It varies and depends on the organization.

(Prior to July 21, 2003, the Red Cross’s guidelines prohibited blood donations from any cancer patients treated with chemotherapy, hormone therapy or immunotherapy, even if they were more than five years past the end of treatment. Many blood donation centers continue to adhere to the former guidelines. For example, Dana Farber will not accept blood donations from cancer survivors, regardless of the treatment methodology and the number of years since the end of treatment.)

In the UK, blood donations are not accepted from cancer survivors, no matter how many years have passed since the end of treatment.

Some info

Stinley's avatar

You should be allowed to donate since it was not a blood cancer and has been in remission for that length of time. When you give blood in the UK you have to fill out a form with your medical history and the staff will assess your suitability at that point. The rules may be different elsewhere. Phoning them before making a special trip or popping in to the centre if you are passing would give you the right information for your circumstances. The staff are usually very lovely and helpful.

JilltheTooth's avatar

Really, you have to contact your local blood center, they’re the only ones who can tell you for sure.

Mariah's avatar

This page says cancer survivors aren’t banned for life, except blood cancers. But this is for America. I think you’ll only be able to get a reliable answer for your area by doing like @JilltheTooth suggests.

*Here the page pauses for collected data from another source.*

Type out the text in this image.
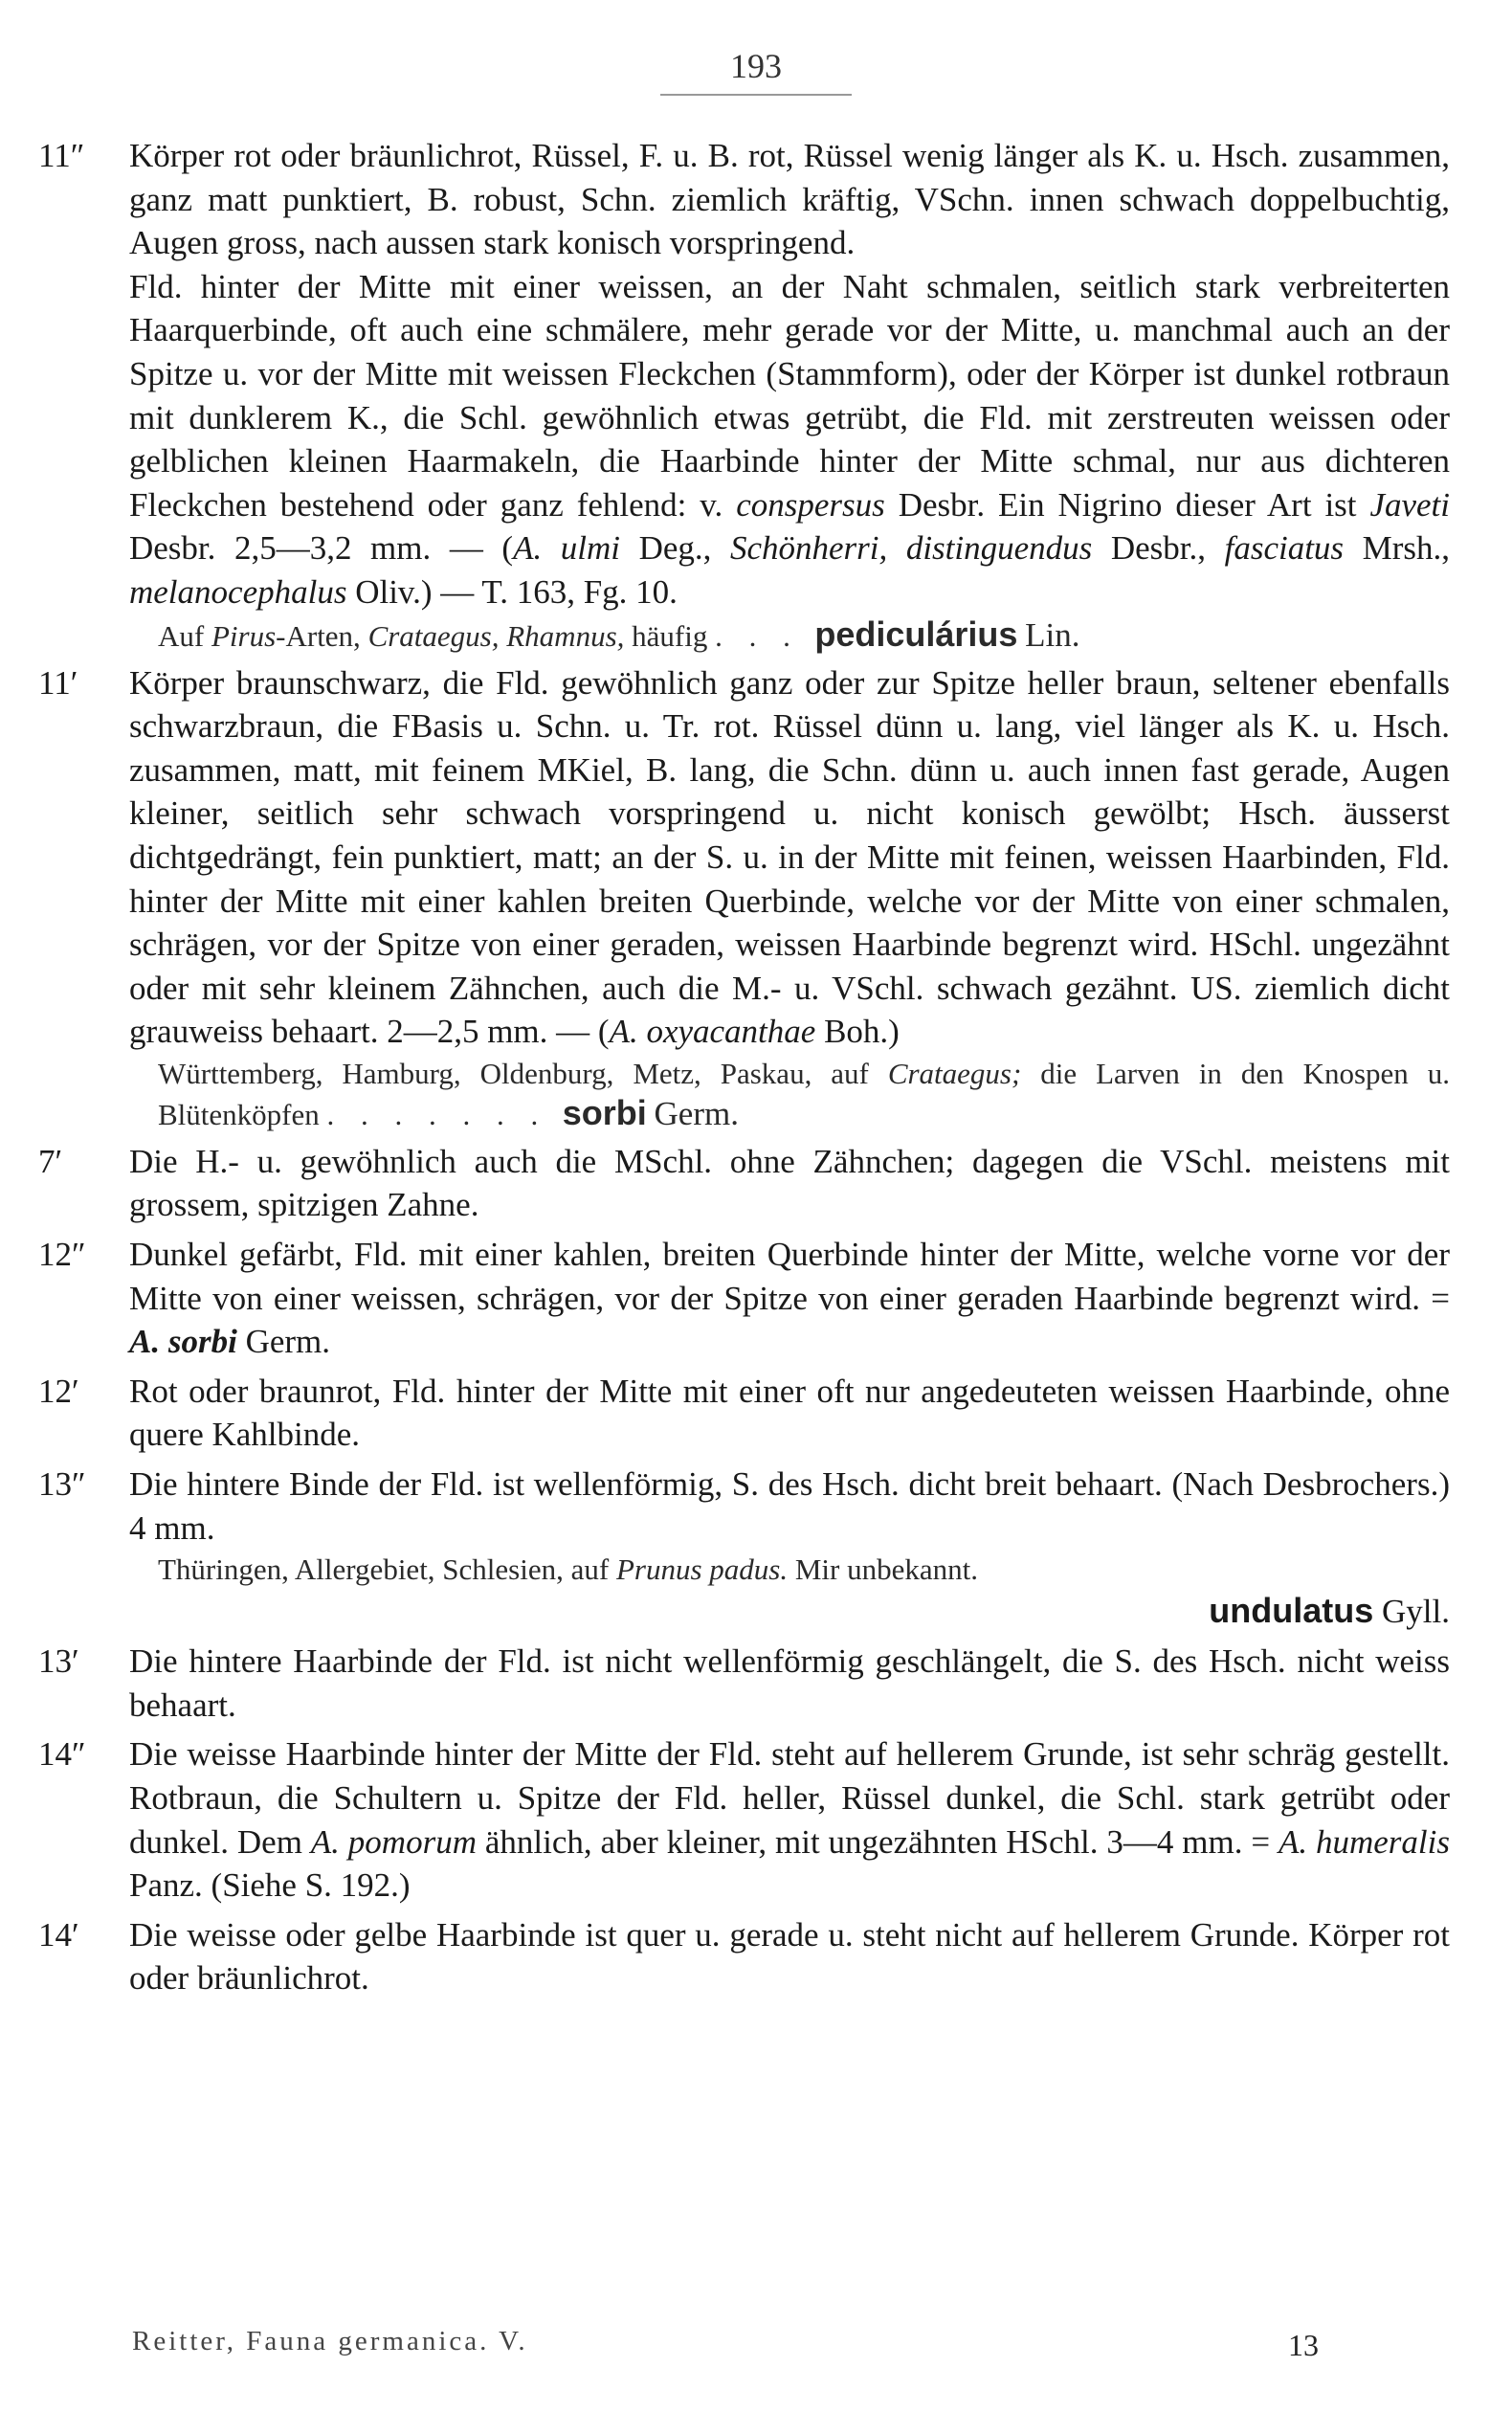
193
11″	Körper rot oder bräunlichrot, Rüssel, F. u. B. rot, Rüssel wenig länger als K. u. Hsch. zusammen, ganz matt punktiert, B. robust, Schn. ziemlich kräftig, VSchn. innen schwach doppelbuchtig, Augen gross, nach aussen stark konisch vorspringend.
Fld. hinter der Mitte mit einer weissen, an der Naht schmalen, seitlich stark verbreiterten Haarquerbinde, oft auch eine schmälere, mehr gerade vor der Mitte, u. manchmal auch an der Spitze u. vor der Mitte mit weissen Fleckchen (Stammform), oder der Körper ist dunkel rotbraun mit dunklerem K., die Schl. gewöhnlich etwas getrübt, die Fld. mit zerstreuten weissen oder gelblichen kleinen Haarmakeln, die Haarbinde hinter der Mitte schmal, nur aus dichteren Fleckchen bestehend oder ganz fehlend: v. conspersus Desbr. Ein Nigrino dieser Art ist Javeti Desbr. 2,5—3,2 mm. — (A. ulmi Deg., Schönherri, distinguendus Desbr., fasciatus Mrsh., melanocephalus Oliv.) — T. 163, Fg. 10.
Auf Pirus-Arten, Crataegus, Rhamnus, häufig . . . pediculárius Lin.
11′	Körper braunschwarz, die Fld. gewöhnlich ganz oder zur Spitze heller braun, seltener ebenfalls schwarzbraun, die FBasis u. Schn. u. Tr. rot. Rüssel dünn u. lang, viel länger als K. u. Hsch. zusammen, matt, mit feinem MKiel, B. lang, die Schn. dünn u. auch innen fast gerade, Augen kleiner, seitlich sehr schwach vorspringend u. nicht konisch gewölbt; Hsch. äusserst dichtgedrängt, fein punktiert, matt; an der S. u. in der Mitte mit feinen, weissen Haarbinden, Fld. hinter der Mitte mit einer kahlen breiten Querbinde, welche vor der Mitte von einer schmalen, schrägen, vor der Spitze von einer geraden, weissen Haarbinde begrenzt wird. HSchl. ungezähnt oder mit sehr kleinem Zähnchen, auch die M.- u. VSchl. schwach gezähnt. US. ziemlich dicht grauweiss behaart. 2—2,5 mm. — (A. oxyacanthae Boh.)
Württemberg, Hamburg, Oldenburg, Metz, Paskau, auf Crataegus; die Larven in den Knospen u. Blütenköpfen . . . . . . . sorbi Germ.
7′	Die H.- u. gewöhnlich auch die MSchl. ohne Zähnchen; dagegen die VSchl. meistens mit grossem, spitzigen Zahne.
12″	Dunkel gefärbt, Fld. mit einer kahlen, breiten Querbinde hinter der Mitte, welche vorne vor der Mitte von einer weissen, schrägen, vor der Spitze von einer geraden Haarbinde begrenzt wird. = A. sorbi Germ.
12′	Rot oder braunrot, Fld. hinter der Mitte mit einer oft nur angedeuteten weissen Haarbinde, ohne quere Kahlbinde.
13″	Die hintere Binde der Fld. ist wellenförmig, S. des Hsch. dicht breit behaart. (Nach Desbrochers.) 4 mm.
Thüringen, Allergebiet, Schlesien, auf Prunus padus. Mir unbekannt.
undulatus Gyll.
13′	Die hintere Haarbinde der Fld. ist nicht wellenförmig geschlängelt, die S. des Hsch. nicht weiss behaart.
14″	Die weisse Haarbinde hinter der Mitte der Fld. steht auf hellerem Grunde, ist sehr schräg gestellt. Rotbraun, die Schultern u. Spitze der Fld. heller, Rüssel dunkel, die Schl. stark getrübt oder dunkel. Dem A. pomorum ähnlich, aber kleiner, mit ungezähnten HSchl. 3—4 mm. = A. humeralis Panz. (Siehe S. 192.)
14′	Die weisse oder gelbe Haarbinde ist quer u. gerade u. steht nicht auf hellerem Grunde. Körper rot oder bräunlichrot.
Reitter, Fauna germanica. V.	13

ChocolateCoveredStarfish's avatar

Yes, I just hoped I could get the answer here.. the blood clinic closest to me is pretty far, and I don’t want to make the trip there only to turn around and come home. Whenever I call the place the line is always busy. But I have the feeling I can donate blood, so we’ll see what happens.

Stinley's avatar

Do they have a website you could look at or email them? Often there is a lot of FAQ type info on the site – although I appreciate that this is a RAQ (rarely asked question)!

JLeslie's avatar

I hate to discourage people from donating blood, because it is such a miraculous gift, but generally I think women should not give blood unless they have their iron checked. So many women who menstruate are low in iron, and it weakens them in more than one way. I have to take very large doses of iron just to get into the normal range, I never give blood. I would as a direct donation to save a persons life in a specific situation, but otherwise I truly believe it is up to the men. Men many times run very high in iron, which is dangerous, and blood letting is healthy for them.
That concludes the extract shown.